Fintech20 Apr 20263 min readBy Investors Agent Desk· AI-assisted

OpenAI's Leaked Dresser Memo Ignites War With Anthropic As $850 Billion Valuation Wobbles

A four-page internal memo from OpenAI chief revenue officer Denise Dresser has leaked on the heels of reports that Anthropic has flipped OpenAI in secondary-market pricing, laying bare what the All-In podcast called an identity crisis at the top of the AI industry.

OpenAI's Leaked Dresser Memo Ignites War With Anthropic As $850 Billion Valuation Wobbles

Key Takeaways

  • 1."You have ChatGPT, a 1 billion user business growing 50 to 100% a year," one investor is quoted as saying.
  • 2.The memo, written by Denise Dresser, took direct aim at Anthropic's reported $30 billion revenue run-rate, claiming the number was "inflated by $8 billion" because of revenue-share accounting with AI model providers.
  • 3."One investor said OpenAI would need to IPO at a valuation of 1.2 trillion for the last round to make any sense, but there's no buyers currently at the $850 billion valuation that OpenAI just closed." That comment cuts to the heart of the investor anxiety.

A four-page internal memo from OpenAI's chief revenue officer leaked almost the moment it landed in employees' inboxes on Sunday, triggering a public war of words with rival Anthropic and fresh questions about OpenAI's $850 billion private-market valuation.

The memo, written by Denise Dresser, took direct aim at Anthropic's reported $30 billion revenue run-rate, claiming the number was "inflated by $8 billion" because of revenue-share accounting with AI model providers. Dresser also accused Anthropic of building its corporate narrative around what she characterised as "fear, restriction and the idea that a small group of elites should control AI".

The leak was the curtain-raiser for a week of bruising commentary across Silicon Valley, much of it captured on the All-In podcast. Host Jason Calacanis walked his panel through Dresser's memo before turning to the more uncomfortable financial backdrop: for the first time, Anthropic has been priced higher than OpenAI in secondary markets.

"Secondary markets have now priced Anthropic higher than OpenAI for the first time," Calacanis said. "One investor said OpenAI would need to IPO at a valuation of 1.2 trillion for the last round to make any sense, but there's no buyers currently at the $850 billion valuation that OpenAI just closed."

That comment cuts to the heart of the investor anxiety. OpenAI's most recent primary round priced the company at $850 billion; to earn a return at that entry point, new money effectively needs to underwrite a near-$1.2 trillion IPO. With Anthropic growing faster off a similar revenue base, and secondary desks unable to find buyers at $850 billion, the mathematics is becoming public.
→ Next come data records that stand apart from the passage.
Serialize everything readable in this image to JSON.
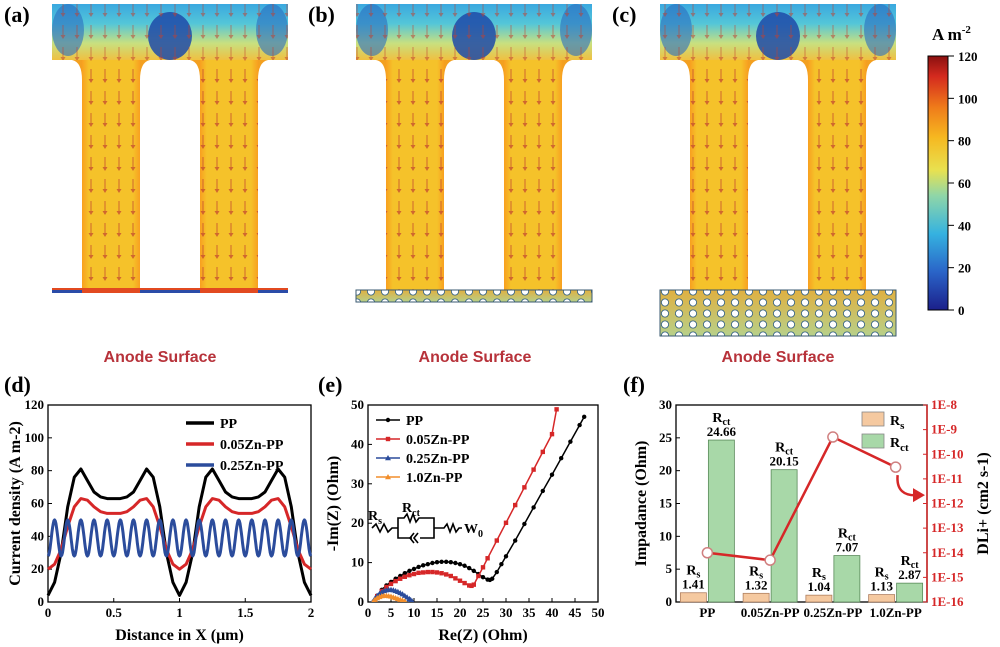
{
  "panels": {
    "a": "(a)",
    "b": "(b)",
    "c": "(c)",
    "d": "(d)",
    "e": "(e)",
    "f": "(f)"
  },
  "sims": {
    "caption": "Anode Surface",
    "colorbar": {
      "unit_base": "A m",
      "unit_exp": "-2",
      "ticks": [
        "0",
        "20",
        "40",
        "60",
        "80",
        "100",
        "120"
      ]
    }
  },
  "chart_data": [
    {
      "id": "d",
      "type": "line",
      "xlabel": "Distance in X (μm)",
      "ylabel": "Current density (A m-2)",
      "xlim": [
        0,
        2
      ],
      "ylim": [
        0,
        120
      ],
      "xticks": [
        "0",
        "0.5",
        "1",
        "1.5",
        "2"
      ],
      "yticks": [
        "0",
        "20",
        "40",
        "60",
        "80",
        "100",
        "120"
      ],
      "legend_position": "top-right",
      "series": [
        {
          "name": "PP",
          "color": "#000000",
          "x": [
            0,
            0.05,
            0.1,
            0.15,
            0.2,
            0.25,
            0.3,
            0.35,
            0.4,
            0.45,
            0.5,
            0.55,
            0.6,
            0.65,
            0.7,
            0.75,
            0.8,
            0.85,
            0.9,
            0.95,
            1.0,
            1.05,
            1.1,
            1.15,
            1.2,
            1.25,
            1.3,
            1.35,
            1.4,
            1.45,
            1.5,
            1.55,
            1.6,
            1.65,
            1.7,
            1.75,
            1.8,
            1.85,
            1.9,
            1.95,
            2.0
          ],
          "y": [
            4,
            12,
            30,
            58,
            76,
            81,
            74,
            67,
            64,
            63,
            63,
            63,
            64,
            67,
            74,
            81,
            76,
            58,
            30,
            12,
            4,
            12,
            30,
            58,
            76,
            81,
            74,
            67,
            64,
            63,
            63,
            63,
            64,
            67,
            74,
            81,
            76,
            58,
            30,
            12,
            4
          ]
        },
        {
          "name": "0.05Zn-PP",
          "color": "#d62728",
          "x": [
            0,
            0.05,
            0.1,
            0.15,
            0.2,
            0.25,
            0.3,
            0.35,
            0.4,
            0.45,
            0.5,
            0.55,
            0.6,
            0.65,
            0.7,
            0.75,
            0.8,
            0.85,
            0.9,
            0.95,
            1.0,
            1.05,
            1.1,
            1.15,
            1.2,
            1.25,
            1.3,
            1.35,
            1.4,
            1.45,
            1.5,
            1.55,
            1.6,
            1.65,
            1.7,
            1.75,
            1.8,
            1.85,
            1.9,
            1.95,
            2.0
          ],
          "y": [
            20,
            23,
            32,
            46,
            58,
            63,
            62,
            58,
            55,
            54,
            54,
            54,
            55,
            58,
            62,
            63,
            58,
            46,
            32,
            23,
            20,
            23,
            32,
            46,
            58,
            63,
            62,
            58,
            55,
            54,
            54,
            54,
            55,
            58,
            62,
            63,
            58,
            46,
            32,
            23,
            20
          ]
        },
        {
          "name": "0.25Zn-PP",
          "color": "#2b4c9c",
          "oscillation": {
            "mean": 39,
            "amplitude": 11,
            "cycles": 20,
            "start_phase": "min"
          }
        }
      ]
    },
    {
      "id": "e",
      "type": "line",
      "xlabel": "Re(Z) (Ohm)",
      "ylabel": "-Im(Z) (Ohm)",
      "xlim": [
        0,
        50
      ],
      "ylim": [
        0,
        50
      ],
      "xticks": [
        "0",
        "5",
        "10",
        "15",
        "20",
        "25",
        "30",
        "35",
        "40",
        "45",
        "50"
      ],
      "yticks": [
        "0",
        "10",
        "20",
        "30",
        "40",
        "50"
      ],
      "legend_position": "top-left",
      "series": [
        {
          "name": "PP",
          "color": "#000000",
          "marker": "circle",
          "x": [
            1.4,
            2,
            3,
            4,
            5,
            6,
            7,
            8,
            9,
            10,
            11,
            12,
            13,
            14,
            15,
            16,
            17,
            18,
            19,
            20,
            21,
            22,
            23,
            24,
            25,
            26,
            26.5,
            27,
            28,
            29,
            30,
            32,
            34,
            36,
            38,
            40,
            42,
            44,
            46,
            47
          ],
          "y": [
            0,
            1.6,
            3.1,
            4.2,
            5.1,
            5.9,
            6.6,
            7.3,
            7.9,
            8.4,
            8.9,
            9.3,
            9.6,
            9.9,
            10.1,
            10.2,
            10.2,
            10.1,
            9.9,
            9.6,
            9.2,
            8.6,
            7.9,
            7.1,
            6.3,
            5.7,
            5.6,
            5.9,
            7.6,
            9.6,
            11.6,
            15.6,
            19.8,
            24.0,
            28.2,
            32.3,
            36.5,
            40.7,
            44.9,
            47.0
          ]
        },
        {
          "name": "0.05Zn-PP",
          "color": "#d62728",
          "marker": "square",
          "x": [
            1.3,
            2,
            3,
            4,
            5,
            6,
            7,
            8,
            9,
            10,
            11,
            12,
            13,
            14,
            15,
            16,
            17,
            18,
            19,
            20,
            21,
            22,
            22.5,
            23,
            24,
            25,
            26,
            28,
            30,
            32,
            34,
            36,
            38,
            40,
            41
          ],
          "y": [
            0,
            1.5,
            2.8,
            3.8,
            4.6,
            5.3,
            5.9,
            6.4,
            6.8,
            7.1,
            7.4,
            7.5,
            7.6,
            7.6,
            7.5,
            7.3,
            7.0,
            6.6,
            6.0,
            5.4,
            4.8,
            4.2,
            4.1,
            4.4,
            6.6,
            8.8,
            11.1,
            15.6,
            20.1,
            24.6,
            29.1,
            33.6,
            38.1,
            42.6,
            48.9
          ]
        },
        {
          "name": "0.25Zn-PP",
          "color": "#2b4c9c",
          "marker": "triangle",
          "x": [
            1.0,
            1.5,
            2,
            2.5,
            3,
            3.5,
            4,
            4.5,
            5,
            5.5,
            6,
            6.5,
            7,
            7.5,
            8,
            8.5,
            9,
            9.3,
            9.6
          ],
          "y": [
            0,
            0.9,
            1.6,
            2.1,
            2.5,
            2.8,
            3.0,
            3.1,
            3.1,
            3.0,
            2.8,
            2.6,
            2.3,
            2.0,
            1.6,
            1.2,
            0.8,
            0.5,
            0.2
          ]
        },
        {
          "name": "1.0Zn-PP",
          "color": "#f28e2b",
          "marker": "triangle",
          "x": [
            1.1,
            1.5,
            2,
            2.5,
            3,
            3.5,
            4,
            4.5,
            5,
            5.5,
            6,
            6.5,
            7,
            7.5,
            8
          ],
          "y": [
            0,
            0.6,
            1.0,
            1.3,
            1.5,
            1.6,
            1.6,
            1.5,
            1.4,
            1.2,
            1.0,
            0.8,
            0.6,
            0.4,
            0.2
          ]
        }
      ],
      "circuit": {
        "r_s": "Rs",
        "r_ct": "Rct",
        "w": "W0"
      }
    },
    {
      "id": "f",
      "type": "bar",
      "categories": [
        "PP",
        "0.05Zn-PP",
        "0.25Zn-PP",
        "1.0Zn-PP"
      ],
      "ylabel": "Impadance (Ohm)",
      "y2label": "DLi+ (cm2 s-1)",
      "ylim": [
        0,
        30
      ],
      "yticks": [
        "0",
        "5",
        "10",
        "15",
        "20",
        "25",
        "30"
      ],
      "y2ticks": [
        "1E-16",
        "1E-15",
        "1E-14",
        "1E-13",
        "1E-12",
        "1E-11",
        "1E-10",
        "1E-9",
        "1E-8"
      ],
      "y2scale": "log",
      "y2lim": [
        1e-16,
        1e-08
      ],
      "legend_position": "top-right",
      "series": [
        {
          "name": "Rs",
          "color": "#f5c9a0",
          "values": [
            1.41,
            1.32,
            1.04,
            1.13
          ],
          "labels": [
            "1.41",
            "1.32",
            "1.04",
            "1.13"
          ]
        },
        {
          "name": "Rct",
          "color": "#a8d8a8",
          "values": [
            24.66,
            20.15,
            7.07,
            2.87
          ],
          "labels": [
            "24.66",
            "20.15",
            "7.07",
            "2.87"
          ]
        },
        {
          "name": "DLi+",
          "color": "#d62728",
          "axis": "right",
          "values": [
            1e-14,
            5e-15,
            5e-10,
            3e-11
          ]
        }
      ]
    }
  ]
}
"Growth is king right now in this segment," Kalanick said. "And if Anthropic is growing faster than OpenAI by a significant clip, the investors right now are going to play it forward. You start to get network effects around compute, network effects around the number of tokens you're pushing out for various customers, enterprise or consumer."

The implication was clear: in a business with scale-dependent network effects, being second-fastest is a strategic problem, not just a marketing problem.
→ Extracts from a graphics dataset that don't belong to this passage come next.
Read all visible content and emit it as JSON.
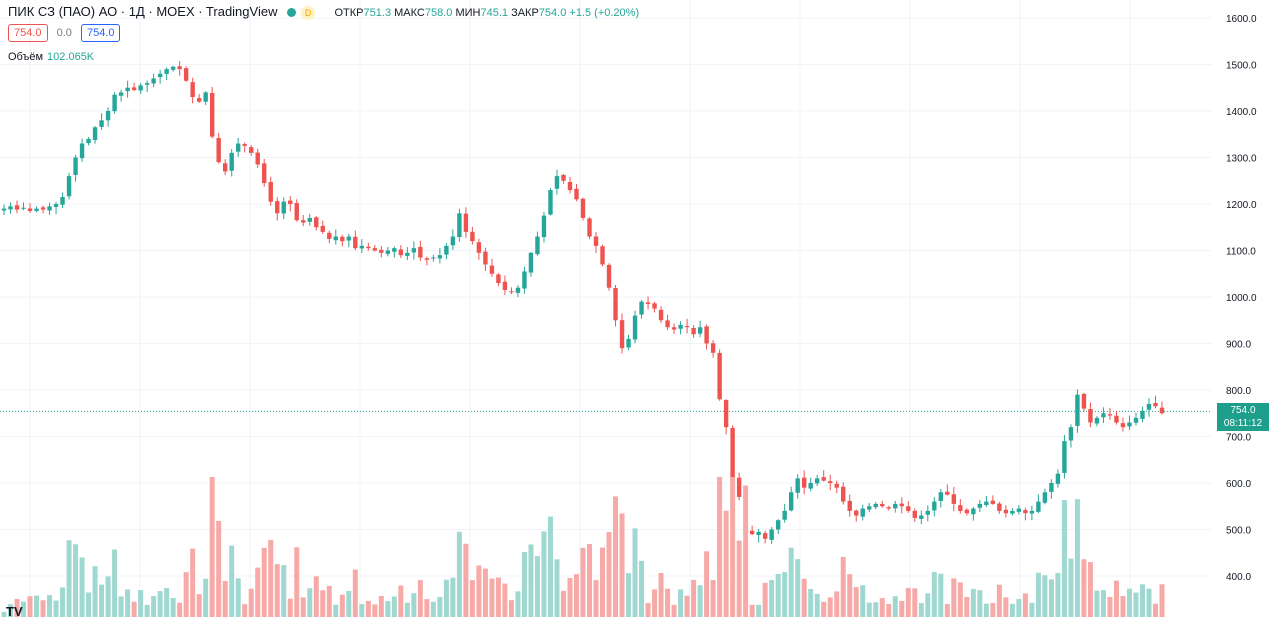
{
  "legend": {
    "instrument": "ПИК СЗ (ПАО) АО · 1Д · MOEX · TradingView",
    "d_badge": "D",
    "open_label": "ОТКР",
    "open_value": "751.3",
    "high_label": "МАКС",
    "high_value": "758.0",
    "low_label": "МИН",
    "low_value": "745.1",
    "close_label": "ЗАКР",
    "close_value": "754.0",
    "change": "+1.5 (+0.20%)",
    "bid": "754.0",
    "spread": "0.0",
    "ask": "754.0",
    "volume_label": "Объём",
    "volume_value": "102.065K"
  },
  "price_badge": {
    "price": "754.0",
    "countdown": "08:11:12"
  },
  "colors": {
    "up": "#26a69a",
    "down": "#ef5350",
    "up_vol": "#9fd7d1",
    "down_vol": "#f7a9a7",
    "grid": "#f0f3fa",
    "axis_text": "#131722"
  },
  "chart_data": {
    "type": "candlestick",
    "y_ticks": [
      "1600.0",
      "1500.0",
      "1400.0",
      "1300.0",
      "1200.0",
      "1100.0",
      "1000.0",
      "900.0",
      "800.0",
      "700.0",
      "600.0",
      "500.0",
      "400.0"
    ],
    "ylim": [
      370,
      1610
    ],
    "last_price": 754.0,
    "grid": true,
    "volume_series_name": "Объём",
    "closes": [
      1190,
      1195,
      1188,
      1192,
      1185,
      1190,
      1188,
      1195,
      1200,
      1215,
      1260,
      1300,
      1330,
      1340,
      1365,
      1380,
      1400,
      1435,
      1440,
      1450,
      1445,
      1455,
      1460,
      1470,
      1480,
      1490,
      1495,
      1490,
      1465,
      1430,
      1420,
      1440,
      1345,
      1290,
      1270,
      1310,
      1330,
      1325,
      1310,
      1285,
      1245,
      1205,
      1180,
      1205,
      1200,
      1165,
      1160,
      1170,
      1150,
      1140,
      1125,
      1130,
      1120,
      1130,
      1105,
      1110,
      1105,
      1100,
      1095,
      1100,
      1105,
      1090,
      1095,
      1105,
      1085,
      1080,
      1085,
      1090,
      1110,
      1130,
      1180,
      1140,
      1120,
      1095,
      1070,
      1050,
      1030,
      1015,
      1010,
      1020,
      1055,
      1095,
      1130,
      1175,
      1230,
      1260,
      1250,
      1230,
      1210,
      1170,
      1130,
      1110,
      1070,
      1020,
      950,
      890,
      910,
      960,
      990,
      985,
      975,
      950,
      935,
      930,
      940,
      935,
      920,
      935,
      900,
      880,
      780,
      720,
      610,
      570,
      495,
      490,
      495,
      480,
      500,
      520,
      540,
      580,
      610,
      590,
      600,
      610,
      605,
      600,
      590,
      560,
      540,
      530,
      545,
      550,
      555,
      550,
      545,
      555,
      550,
      540,
      525,
      530,
      540,
      560,
      580,
      575,
      555,
      540,
      535,
      545,
      555,
      560,
      555,
      540,
      535,
      540,
      545,
      535,
      540,
      560,
      580,
      600,
      620,
      690,
      720,
      790,
      760,
      730,
      740,
      750,
      745,
      730,
      720,
      730,
      740,
      755,
      770,
      765,
      750
    ]
  }
}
The Financial Times followed the Dresser memo with its own report citing anonymous OpenAI investors frustrated with the company's strategic sprawl. "You have ChatGPT, a 1 billion user business growing 50 to 100% a year," one investor is quoted as saying. "What are you doing talking about enterprise and code? It's a deeply unfocused company."

Dresser's memo appeared to answer that criticism by doubling down on enterprise. She confirmed OpenAI was going "hard after business customers" and wanted to win what she called the agent platform layer — the battleground of autonomous coding agents where Anthropic's Claude models have built a visible lead among developers.
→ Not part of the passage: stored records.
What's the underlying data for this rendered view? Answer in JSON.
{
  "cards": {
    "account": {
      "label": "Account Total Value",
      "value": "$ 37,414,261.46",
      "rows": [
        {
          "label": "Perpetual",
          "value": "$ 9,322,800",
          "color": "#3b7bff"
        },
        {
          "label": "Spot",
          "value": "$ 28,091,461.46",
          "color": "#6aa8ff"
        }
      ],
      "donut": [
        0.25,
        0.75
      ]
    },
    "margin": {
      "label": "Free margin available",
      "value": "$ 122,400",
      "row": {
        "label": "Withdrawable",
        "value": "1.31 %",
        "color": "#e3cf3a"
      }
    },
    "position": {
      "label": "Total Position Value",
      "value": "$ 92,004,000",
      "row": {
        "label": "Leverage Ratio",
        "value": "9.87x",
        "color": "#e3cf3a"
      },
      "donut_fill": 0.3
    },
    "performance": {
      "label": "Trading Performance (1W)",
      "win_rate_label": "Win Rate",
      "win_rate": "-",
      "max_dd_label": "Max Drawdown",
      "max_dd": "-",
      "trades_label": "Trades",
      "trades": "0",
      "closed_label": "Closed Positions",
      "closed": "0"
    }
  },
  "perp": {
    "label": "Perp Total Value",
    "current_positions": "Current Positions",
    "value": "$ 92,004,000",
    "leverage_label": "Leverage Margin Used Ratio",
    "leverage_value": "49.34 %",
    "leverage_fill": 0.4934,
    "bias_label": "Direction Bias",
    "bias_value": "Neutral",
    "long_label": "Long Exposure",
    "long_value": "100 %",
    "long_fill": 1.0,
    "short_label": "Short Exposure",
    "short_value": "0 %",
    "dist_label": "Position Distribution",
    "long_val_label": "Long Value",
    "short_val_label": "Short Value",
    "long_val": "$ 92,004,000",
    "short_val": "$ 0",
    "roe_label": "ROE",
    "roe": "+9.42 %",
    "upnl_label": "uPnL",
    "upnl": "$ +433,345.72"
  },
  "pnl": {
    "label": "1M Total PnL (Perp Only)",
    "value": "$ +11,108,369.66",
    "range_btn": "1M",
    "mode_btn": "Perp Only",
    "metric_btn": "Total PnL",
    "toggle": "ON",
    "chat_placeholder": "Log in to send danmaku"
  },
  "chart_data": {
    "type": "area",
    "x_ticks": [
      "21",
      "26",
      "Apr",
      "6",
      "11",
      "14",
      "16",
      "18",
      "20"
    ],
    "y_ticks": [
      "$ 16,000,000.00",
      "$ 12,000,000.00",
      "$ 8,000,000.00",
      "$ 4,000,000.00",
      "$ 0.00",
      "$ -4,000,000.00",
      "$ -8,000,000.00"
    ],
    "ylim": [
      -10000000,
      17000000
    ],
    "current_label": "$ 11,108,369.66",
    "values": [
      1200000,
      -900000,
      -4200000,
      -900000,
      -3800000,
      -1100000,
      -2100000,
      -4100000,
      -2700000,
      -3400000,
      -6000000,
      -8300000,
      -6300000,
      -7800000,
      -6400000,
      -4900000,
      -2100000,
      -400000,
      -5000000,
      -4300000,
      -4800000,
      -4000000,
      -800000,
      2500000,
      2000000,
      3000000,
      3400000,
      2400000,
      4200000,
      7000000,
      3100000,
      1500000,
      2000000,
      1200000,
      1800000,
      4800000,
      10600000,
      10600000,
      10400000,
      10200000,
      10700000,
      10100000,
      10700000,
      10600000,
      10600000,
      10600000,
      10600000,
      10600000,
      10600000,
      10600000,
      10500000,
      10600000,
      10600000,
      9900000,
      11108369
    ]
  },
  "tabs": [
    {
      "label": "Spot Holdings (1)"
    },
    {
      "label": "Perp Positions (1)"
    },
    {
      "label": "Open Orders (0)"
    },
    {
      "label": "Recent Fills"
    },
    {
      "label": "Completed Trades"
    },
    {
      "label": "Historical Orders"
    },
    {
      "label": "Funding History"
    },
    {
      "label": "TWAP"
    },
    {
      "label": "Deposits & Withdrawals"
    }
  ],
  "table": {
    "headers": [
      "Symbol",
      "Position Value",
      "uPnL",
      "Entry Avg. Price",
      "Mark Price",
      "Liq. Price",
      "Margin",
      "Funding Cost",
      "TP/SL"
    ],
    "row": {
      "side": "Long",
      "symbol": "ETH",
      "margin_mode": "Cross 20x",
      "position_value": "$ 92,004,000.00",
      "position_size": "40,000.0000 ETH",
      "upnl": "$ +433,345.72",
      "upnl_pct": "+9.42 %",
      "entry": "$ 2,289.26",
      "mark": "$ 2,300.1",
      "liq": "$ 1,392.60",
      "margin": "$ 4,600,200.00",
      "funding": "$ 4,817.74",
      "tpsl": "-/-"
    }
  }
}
Reinforcing that push, OpenAI has quietly poached Peter Steinberger, the architect of the popular open-source project OpenClaw, rather than acquiring his company outright — a move All-In's panel read as a strategic attempt to fold the open-source ecosystem's innovations into OpenAI's commercial stack.

For now, the divergence between primary-round pricing and secondary-market reality is OpenAI's most pressing financial problem. Until that gap closes — either through accelerating revenue growth, an aggressive Spud cycle, or a reset of the primary valuation — every internal memo that leaks will be read as evidence of exactly the identity crisis Dresser was trying to dispel.